Elektromotoren mit höherem Wirkungsgrad in Sicht

Bereits jetzt schon und in Zukunft wird der Laser bei der Fertigung der Elektromotoren eine wesentliche Rolle spielen. Kirchhoff meint: „Laser werden eingesetzt, um beispielsweise Hair-Pins in Elektroantrieben remote zu verschweißen, berührungsfrei – und dank Bildverarbeitung hochpräzise.“ Neuentwicklungen, die derzeit im Bereich der Automobilindustrie laufen, betreffen beispielsweise die Elektrobleche für die Rotoren. Auch das IWS engagiert sich auf diesem Gebiet: „Zum einen lassen sich Bleche mit Lasern wesentlich günstiger zuschneiden“, erklärt Dr. Standfuß, „zum anderen kann man damit die elektromagnetischen Verluste reduzieren. Die Schneidgeschwindigkeiten mit Lasern sind so hoch, dass letztlich die beeinflusste Zone entlang der Schnittkante deutlich kleiner ist, als es bei mechanischen Stanzverfahren der Fall ist.

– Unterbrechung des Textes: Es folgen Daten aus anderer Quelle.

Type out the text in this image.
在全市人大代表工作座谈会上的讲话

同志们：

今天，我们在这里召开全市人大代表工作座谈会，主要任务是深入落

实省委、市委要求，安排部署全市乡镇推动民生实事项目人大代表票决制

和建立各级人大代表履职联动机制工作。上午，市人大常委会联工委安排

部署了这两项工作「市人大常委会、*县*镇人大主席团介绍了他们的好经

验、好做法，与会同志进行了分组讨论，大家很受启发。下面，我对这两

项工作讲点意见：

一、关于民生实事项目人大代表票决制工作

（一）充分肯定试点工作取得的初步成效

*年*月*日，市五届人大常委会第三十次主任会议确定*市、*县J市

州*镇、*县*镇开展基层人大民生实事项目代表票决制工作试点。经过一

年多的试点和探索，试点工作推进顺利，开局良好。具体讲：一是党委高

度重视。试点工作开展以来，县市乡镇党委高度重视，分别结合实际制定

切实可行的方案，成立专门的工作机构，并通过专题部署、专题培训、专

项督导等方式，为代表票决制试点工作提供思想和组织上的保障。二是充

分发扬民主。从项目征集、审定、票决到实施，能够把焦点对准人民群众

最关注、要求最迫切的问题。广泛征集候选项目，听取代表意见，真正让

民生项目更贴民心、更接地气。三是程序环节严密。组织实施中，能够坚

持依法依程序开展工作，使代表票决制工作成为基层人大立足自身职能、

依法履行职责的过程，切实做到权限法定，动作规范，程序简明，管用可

Das wirkt sich auf die Ummagnetisierungsverluste und auf den elektrischen Wirkungsgrad des Motors aus.“ Auch über eine optimierte Lamellengeometrie sowie über gezieltes Laser-Strukturieren zum Verbessern des elektromagnetischen Verhaltens ließen sich zukünftig effizientere Motoren bauen. Lasersysteme sind frei programmierbar, was zum Beispiel die Schnittgeometrie von Lamellen angeht. Gerade in der Anfangsphase einer neuen Produktreihe spiele dem Forscher zufolge das Thema „Stückzahl und Kosten“ eine große Rolle. „Ein Stanzwerkzeug ist mit hohem Aufwand verbunden, der dann auf die Anzahl der Produkte umgelegt werden muss. Hier zahlt sich die Flexibilität des Lasers auch in Zukunft sicherlich noch aus“, resümiert Dr. Jens Standfuß. Die E-Mobilität ist somit auch ein bedeutender Wachstumstreiber für Laseranwendungen.

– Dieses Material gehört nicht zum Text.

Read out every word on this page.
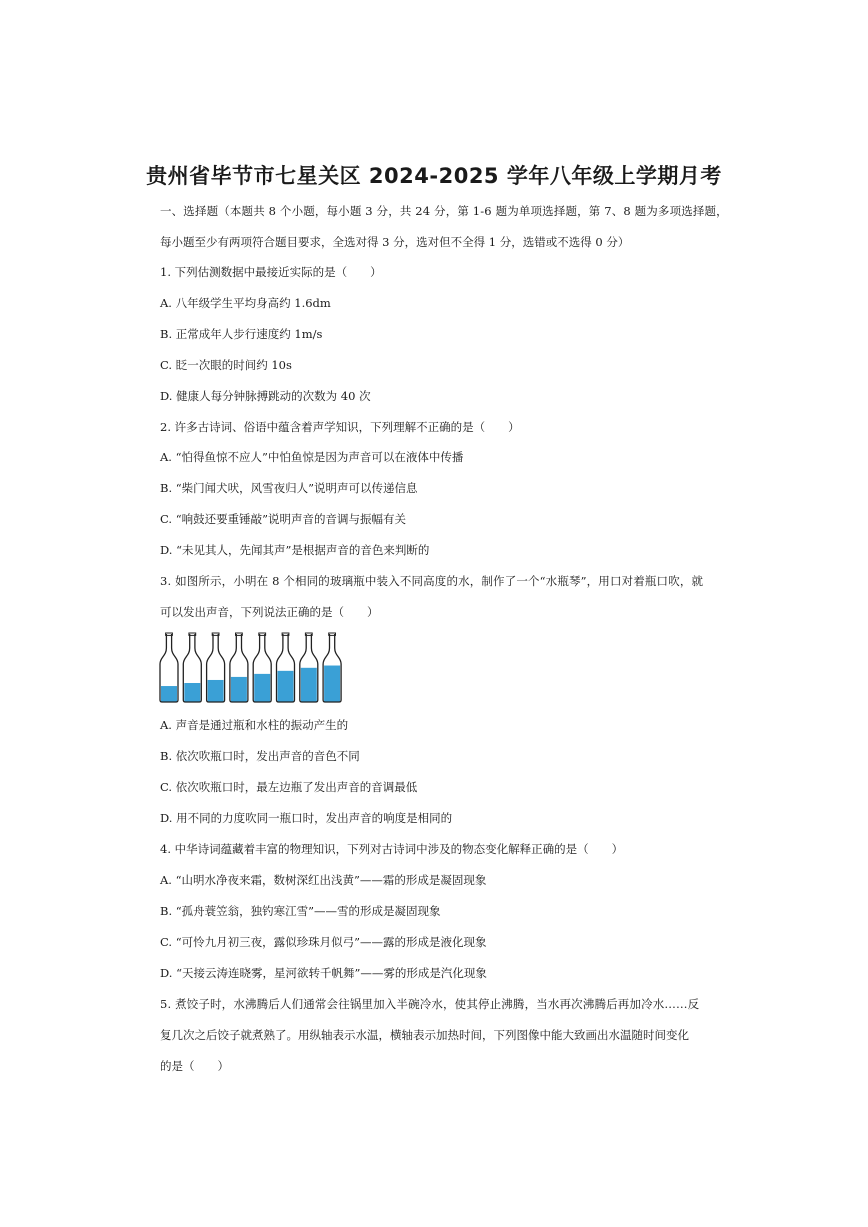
贵州省毕节市七星关区 2024-2025 学年八年级上学期月考
一、选择题（本题共 8 个小题，每小题 3 分，共 24 分，第 1-6 题为单项选择题，第 7、8 题为多项选择题，
每小题至少有两项符合题目要求，全选对得 3 分，选对但不全得 1 分，选错或不选得 0 分）
1. 下列估测数据中最接近实际的是（　　）
A. 八年级学生平均身高约 1.6dm
B. 正常成年人步行速度约 1m/s
C. 眨一次眼的时间约 10s
D. 健康人每分钟脉搏跳动的次数为 40 次
2. 许多古诗词、俗语中蕴含着声学知识，下列理解不正确的是（　　）
A. “怕得鱼惊不应人”中怕鱼惊是因为声音可以在液体中传播
B. “柴门闻犬吠，风雪夜归人”说明声可以传递信息
C. “响鼓还要重锤敲”说明声音的音调与振幅有关
D. “未见其人，先闻其声”是根据声音的音色来判断的
3. 如图所示，小明在 8 个相同的玻璃瓶中装入不同高度的水，制作了一个“水瓶琴”，用口对着瓶口吹，就
可以发出声音，下列说法正确的是（　　）
A. 声音是通过瓶和水柱的振动产生的
B. 依次吹瓶口时，发出声音的音色不同
C. 依次吹瓶口时，最左边瓶了发出声音的音调最低
D. 用不同的力度吹同一瓶口时，发出声音的响度是相同的
4. 中华诗词蕴藏着丰富的物理知识，下列对古诗词中涉及的物态变化解释正确的是（　　）
A. “山明水净夜来霜，数树深红出浅黄”——霜的形成是凝固现象
B. “孤舟蓑笠翁，独钓寒江雪”——雪的形成是凝固现象
C. “可怜九月初三夜，露似珍珠月似弓”——露的形成是液化现象
D. “天接云涛连晓雾，星河欲转千帆舞”——雾的形成是汽化现象
5. 煮饺子时，水沸腾后人们通常会往锅里加入半碗冷水，使其停止沸腾，当水再次沸腾后再加冷水……反
复几次之后饺子就煮熟了。用纵轴表示水温，横轴表示加热时间，下列图像中能大致画出水温随时间变化
的是（　　）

Lasermesse mit hochkarätigem Rahmenprogramm

Die kommende LASYS verspricht spannend zu werden. Laser-Materialbearbeitung in allen Facetten erwartet die Fachbesucher auf dem Stuttgarter Messegelände. Und das praxisorientierte, hochkarätige Begleitprogramm zur LASYS 2018, wie beispielsweise die Stuttgarter Lasertage (SLT), das Fachforum „Lasers in Action“ oder der „Stuttgart Laser Marketplace“, bieten internationalen Wissensaustausch auf höchstem Niveau. Ein weiterer Grund, im Juni 2018 nach Stuttgart zu kommen.